Agency: D/FW air traffic management covering up mistakes

Jul. 12--Air traffic controllers who watch over North Texas skies are repeatedly allowing airplanes to fly into situations that could result in a crash -- and upper management is systematically shifting the blame to the pilots involved, according to an...

Controllers who make errors normally get supplemental training or are removed from their positions, if appropriate. But if the items are not reported as controller errors, that does not occur.

"The controllers report them, and then it's in the hands of management. It's management's decision," said Mike Conely, representative of National Air Traffic Controllers Association Local D10 at D/FW Airport.

He pointed out that the number of controllers at D/FW has dropped to 68 from 100 about five years ago. "I'm not saying that leads to more errors, but it means you've got tired eyes watching the skies," he said. "They're having to work more airplanes, more days, more hours."

Air traffic controllers keep the pilots from complaining by suggesting that they file an Airline Safety Action Partnership report, Mr. Bloch said. These were created by the aviation industry to track safety issues and correct them. At the same time, the ASAP report keeps the event off of the pilot's safety record, unless the incident was particularly egregious.

"If the pilot complains, the controllers tell the pilots to self-report. Then it will never appear on their record. There's a technique to make sure that no one is ever held accountable," said Mr. Bloch.

In the letter to Department of Transportation Secretary Mary E. Peters, Mr. Bloch wrote: "It appears to be acceptable and established FAA practice to treat operational errors such as airplane separation, runway incursions, incorrect flight instructions to pilots, near misses and other dangerous situations as pilot errors not requiring reporting."

An accompanying report has details on why an investigation is being ordered. It alleges several instances of controller errors, including:

--Airplanes that could have collided during a descent mishap.

--A smaller airplane following too closely in the wake turbulence of a big jet.

A pilot who was instructed to make a turn that couldn't be executed given the amount of time and space -- and then blamed for not being able to do so.

"In summary, these allegations expose a continuing pattern by FAA management of abuse of the basic measures of protection meant to insulate the flying public from disasters that very well may be preventable," the letter states.

Fort Worth-based American Airlines spokesman John Hotard said the airline is not aware of the investigation. "There was one instance in 2006, but beyond that, we're not aware of any other issues involving pilots being blamed," said Mr. Hotard.

A spokeswoman for Southwest Airlines, based in Dallas, also said they were aware of only one event. "We have seen no increase in pilot deviation errors. Nor do we have any problem with Dallas/Fort Worth air traffic control," spokeswoman Paula Berg said.

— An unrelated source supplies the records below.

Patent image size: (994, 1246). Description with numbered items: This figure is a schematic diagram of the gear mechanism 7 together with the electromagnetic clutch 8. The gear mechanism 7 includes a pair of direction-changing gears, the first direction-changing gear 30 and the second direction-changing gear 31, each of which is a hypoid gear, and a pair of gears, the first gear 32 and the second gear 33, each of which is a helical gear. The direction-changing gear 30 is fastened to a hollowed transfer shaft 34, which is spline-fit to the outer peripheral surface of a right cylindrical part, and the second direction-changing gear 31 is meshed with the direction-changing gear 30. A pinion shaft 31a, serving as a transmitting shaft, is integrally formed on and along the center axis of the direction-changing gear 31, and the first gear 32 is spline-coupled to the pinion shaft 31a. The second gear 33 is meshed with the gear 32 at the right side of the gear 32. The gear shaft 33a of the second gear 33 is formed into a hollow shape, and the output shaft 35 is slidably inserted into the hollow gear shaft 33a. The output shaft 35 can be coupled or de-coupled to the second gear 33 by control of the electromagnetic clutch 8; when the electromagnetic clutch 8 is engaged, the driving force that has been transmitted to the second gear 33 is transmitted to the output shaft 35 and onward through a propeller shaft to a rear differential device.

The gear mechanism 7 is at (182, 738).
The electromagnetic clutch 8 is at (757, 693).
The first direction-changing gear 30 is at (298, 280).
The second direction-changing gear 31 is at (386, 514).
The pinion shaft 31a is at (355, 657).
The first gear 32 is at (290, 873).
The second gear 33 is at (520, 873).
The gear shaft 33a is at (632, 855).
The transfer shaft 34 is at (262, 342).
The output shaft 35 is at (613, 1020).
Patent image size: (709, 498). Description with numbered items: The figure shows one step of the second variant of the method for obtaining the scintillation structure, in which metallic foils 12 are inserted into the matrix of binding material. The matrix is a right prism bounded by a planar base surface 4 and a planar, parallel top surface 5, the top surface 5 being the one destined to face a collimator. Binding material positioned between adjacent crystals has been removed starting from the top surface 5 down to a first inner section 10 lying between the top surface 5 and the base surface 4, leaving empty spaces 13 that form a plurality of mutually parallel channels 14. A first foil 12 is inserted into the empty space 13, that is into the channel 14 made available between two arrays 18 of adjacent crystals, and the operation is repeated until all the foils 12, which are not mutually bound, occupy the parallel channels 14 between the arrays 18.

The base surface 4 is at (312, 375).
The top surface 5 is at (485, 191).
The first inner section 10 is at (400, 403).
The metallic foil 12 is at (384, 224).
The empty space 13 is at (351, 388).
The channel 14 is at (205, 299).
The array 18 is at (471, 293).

Still, there has been a large spike in pilot deviations, according to federal aviation officials. But they attribute the vast majority of those to the institution of a global satellite navigation system that guides pilots along more direct departure routes. Officials say the deviation numbers dropped again as pilots were trained on that system.

Ms. Whiteman is eligible to retire now but hasn't because she considers air traffic control a calling. She said that some of the deviations can indeed be attributed to the new routing, but that doesn't explain away so many of the reports. Since January, the radar room at D/FW has reported about 100 pilot deviations, she said.

For Ms. Whiteman, speaking out has been heartbreaking but necessary. "How could you not report this? How do you sit idly by?" she asked. "To become the enemy of the FAA is something that is impossible for me to accept. I've done this for all the right reasons, because I love this job so much."


--May 17, 2007: A tower controller cleared an American Airlines 757 aircraft for departure. These large aircraft can produce enough wake turbulence to flip small airplanes that follow too closely. Meanwhile, an American Eagle flight was approaching D/FW Airport, but the controller failed to tell that pilot to contact the tower. Instead of landing without a clearance, the pilot circled the plane. The American Eagle jet flew just 1.98 miles behind the 757 aircraft. The minimum safe distance is 4 miles. Air traffic management decided that no operational error occurred because the controller hadn't spoken to the American Eagle pilot.